I walked down the stairs with a gut full of whiskey to see St. Martin standing behind the till. His eyes shot up, How was it then? The light still shined in my eyes, Christmas lights dangling from the upper room ceiling, stuck with staples some places too few. The bottles lined the counter, emptying around the same speed. Jack Daniels wishes you a Happy Holidays, plastered on the side of cabs, a premonition, a neglected warning firing down painted blocks across from the buses I caught each morning. Morning buses ran all hours but I always caught them in my early mornings waking from sleep, no matter what time it really was. How could I answer him, innocent look of concern draped along his face? The browns of his shoes pointing up to Heaven. He saw my legs twitch on the dance floor, two drinks in my hand, trying to get rid of the first one. He saw me sitting on plastic, Katherine, newly chopped and died to taunt me, her legs tucked back behind the couch as I slurred on story after story. He hurried me over water in little plastic cup that I mistook for a shot and took in a gulp. He asked if I needed another. He witness countless one sided conversations with girls, too shy to speak to during the daylight, dolled up for holiday game and gift exchanges. I drew Katherine's name on accident but I stripped it from all sentimentality, card and wrapping clogged up the toilet, but she left before I could get it in her hands. Allison's drew me and handed over cowboy notes, for me to scribble in. I left both gifts behind me where St. Martin stood now, with no judgment on his face, hand pledged on top of my notebook and asked me for the truth as he handed it over to me. I pushed it away. She took my badge, she took my gun. I'm a civilian now.

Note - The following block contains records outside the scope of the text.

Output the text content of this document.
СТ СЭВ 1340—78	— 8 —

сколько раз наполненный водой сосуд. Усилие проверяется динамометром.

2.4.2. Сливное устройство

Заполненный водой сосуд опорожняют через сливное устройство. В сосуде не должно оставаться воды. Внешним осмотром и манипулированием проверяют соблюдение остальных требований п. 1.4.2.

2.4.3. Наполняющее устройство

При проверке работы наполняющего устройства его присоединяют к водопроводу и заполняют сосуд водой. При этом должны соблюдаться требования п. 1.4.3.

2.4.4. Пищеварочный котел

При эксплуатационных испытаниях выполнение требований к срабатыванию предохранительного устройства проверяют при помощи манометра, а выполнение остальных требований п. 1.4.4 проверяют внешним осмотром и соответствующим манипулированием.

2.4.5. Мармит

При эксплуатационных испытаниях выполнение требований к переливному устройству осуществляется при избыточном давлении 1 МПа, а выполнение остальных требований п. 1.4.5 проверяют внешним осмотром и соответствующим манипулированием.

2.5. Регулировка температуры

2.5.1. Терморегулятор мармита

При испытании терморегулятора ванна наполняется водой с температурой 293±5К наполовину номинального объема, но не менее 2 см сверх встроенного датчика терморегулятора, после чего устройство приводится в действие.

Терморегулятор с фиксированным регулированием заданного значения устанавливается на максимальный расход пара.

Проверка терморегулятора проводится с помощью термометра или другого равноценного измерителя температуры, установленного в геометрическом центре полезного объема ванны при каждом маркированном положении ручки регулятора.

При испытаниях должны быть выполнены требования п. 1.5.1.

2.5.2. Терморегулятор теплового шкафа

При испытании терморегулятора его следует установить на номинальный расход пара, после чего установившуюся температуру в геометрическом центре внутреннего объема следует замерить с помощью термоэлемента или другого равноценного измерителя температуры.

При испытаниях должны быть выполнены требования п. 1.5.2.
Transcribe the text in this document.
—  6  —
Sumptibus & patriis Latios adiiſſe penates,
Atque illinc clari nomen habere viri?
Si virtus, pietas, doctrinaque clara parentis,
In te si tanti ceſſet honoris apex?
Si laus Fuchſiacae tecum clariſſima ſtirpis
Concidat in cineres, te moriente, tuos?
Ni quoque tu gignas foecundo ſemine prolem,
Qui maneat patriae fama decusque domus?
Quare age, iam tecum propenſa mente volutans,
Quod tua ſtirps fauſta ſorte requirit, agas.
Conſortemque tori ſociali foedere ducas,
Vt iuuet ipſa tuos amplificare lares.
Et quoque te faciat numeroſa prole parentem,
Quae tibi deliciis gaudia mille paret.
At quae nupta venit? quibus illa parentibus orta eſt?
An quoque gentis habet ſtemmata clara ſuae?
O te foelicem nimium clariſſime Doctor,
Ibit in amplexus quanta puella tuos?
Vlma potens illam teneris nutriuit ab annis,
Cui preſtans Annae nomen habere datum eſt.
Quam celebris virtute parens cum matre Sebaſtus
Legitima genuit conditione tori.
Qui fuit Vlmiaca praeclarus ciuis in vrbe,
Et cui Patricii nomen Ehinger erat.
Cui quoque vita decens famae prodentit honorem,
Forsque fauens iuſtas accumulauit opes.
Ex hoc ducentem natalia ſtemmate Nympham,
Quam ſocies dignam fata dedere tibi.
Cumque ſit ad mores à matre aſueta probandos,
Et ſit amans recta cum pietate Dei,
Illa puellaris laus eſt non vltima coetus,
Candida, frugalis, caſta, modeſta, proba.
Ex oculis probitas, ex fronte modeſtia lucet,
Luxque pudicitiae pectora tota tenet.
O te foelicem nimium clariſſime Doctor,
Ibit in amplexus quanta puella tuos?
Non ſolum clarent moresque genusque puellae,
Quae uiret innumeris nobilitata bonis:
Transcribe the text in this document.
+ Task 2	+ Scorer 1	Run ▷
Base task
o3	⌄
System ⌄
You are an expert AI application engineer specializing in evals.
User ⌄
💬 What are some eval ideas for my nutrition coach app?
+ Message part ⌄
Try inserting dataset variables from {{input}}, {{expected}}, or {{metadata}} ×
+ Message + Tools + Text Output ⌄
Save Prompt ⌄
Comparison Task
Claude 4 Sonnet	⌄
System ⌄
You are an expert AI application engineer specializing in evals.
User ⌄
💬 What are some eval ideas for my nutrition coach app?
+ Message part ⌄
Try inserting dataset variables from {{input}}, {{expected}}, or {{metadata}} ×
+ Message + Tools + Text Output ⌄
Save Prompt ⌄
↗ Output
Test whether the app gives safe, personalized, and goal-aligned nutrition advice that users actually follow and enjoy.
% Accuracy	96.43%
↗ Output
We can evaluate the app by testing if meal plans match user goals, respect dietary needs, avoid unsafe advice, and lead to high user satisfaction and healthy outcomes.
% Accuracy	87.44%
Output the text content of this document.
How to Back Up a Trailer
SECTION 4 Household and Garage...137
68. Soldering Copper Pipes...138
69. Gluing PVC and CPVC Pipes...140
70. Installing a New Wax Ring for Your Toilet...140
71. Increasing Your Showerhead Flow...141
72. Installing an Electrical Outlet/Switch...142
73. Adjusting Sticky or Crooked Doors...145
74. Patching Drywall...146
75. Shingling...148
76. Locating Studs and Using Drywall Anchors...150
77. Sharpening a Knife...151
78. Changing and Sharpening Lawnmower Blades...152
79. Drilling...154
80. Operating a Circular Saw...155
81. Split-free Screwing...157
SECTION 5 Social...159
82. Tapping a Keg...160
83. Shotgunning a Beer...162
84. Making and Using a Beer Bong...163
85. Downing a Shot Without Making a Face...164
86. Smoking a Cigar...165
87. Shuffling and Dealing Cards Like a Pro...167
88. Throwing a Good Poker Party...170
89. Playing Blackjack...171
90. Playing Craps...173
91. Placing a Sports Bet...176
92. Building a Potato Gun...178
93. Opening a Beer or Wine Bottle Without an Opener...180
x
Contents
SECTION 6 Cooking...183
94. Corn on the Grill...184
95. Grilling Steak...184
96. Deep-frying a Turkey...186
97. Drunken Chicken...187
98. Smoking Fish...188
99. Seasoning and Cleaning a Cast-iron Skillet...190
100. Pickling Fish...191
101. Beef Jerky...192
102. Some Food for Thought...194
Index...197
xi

I loaded the bus after Allison's, not worried with whether it was mine or if mine would come at all. I invited the grime, covering me in the warm seat and refused to look out my window. The bus rattled and shook with each turn, looking in no particular hurry to get me anywhere. After staring at the seat in front of me, I looked out into a London I didn’t recognize; open plots of land, not big enough for shops, more and more as the stops went by. The lights from the city got darker but the moon turned a black sky blue, as if I had entered the countryside, thatch cottages just out of sight. The bus stopped much longer than what my body found normal after all of my motion. To the right laid a dusty road, flats lining them just beyond the street lamps and unkempt lawns just in front of me. I could hear the steps making their way up the stairs before I saw him. Greys of his hairs and his whiskers brushed from the utensils he kept in his back pocket. Alright now, this is the end of my line. Another bus will be along to take you the other way. At first stern, ‘til he saw my torn hands and told me to stay, soon I’ll be headed back into town. I curled up, my hood shielding me from the chill from the window, but kept my eyes open for anything I recognized. I spotted the lions in Trafalgar and stumbled from my seat. The sun wasn’t lighting, just greying the sky, still dark enough for someone to get lost in the landscape. I passed shining windows, chipped with ice, coffee not yet made, the machines sitting idle. I sat on the steps watching for anything, a phantom cab, or, imagine: a soul walking towards me.

Monday, March 3, 2008

Five Lines Make Fences

I counted the waves one at a time, sometimes two when I could separate my glances. I numbered the pages through twenty, four lines made the posts but the fifth made fences. Sand scattered the pages, stuck to the binding, and I wished for waves to reach me. Just enough to get the hair of my legs to point in the same direction; first up, the pulled out into the ocean. I would hold my notes over my head and shake the sand from them.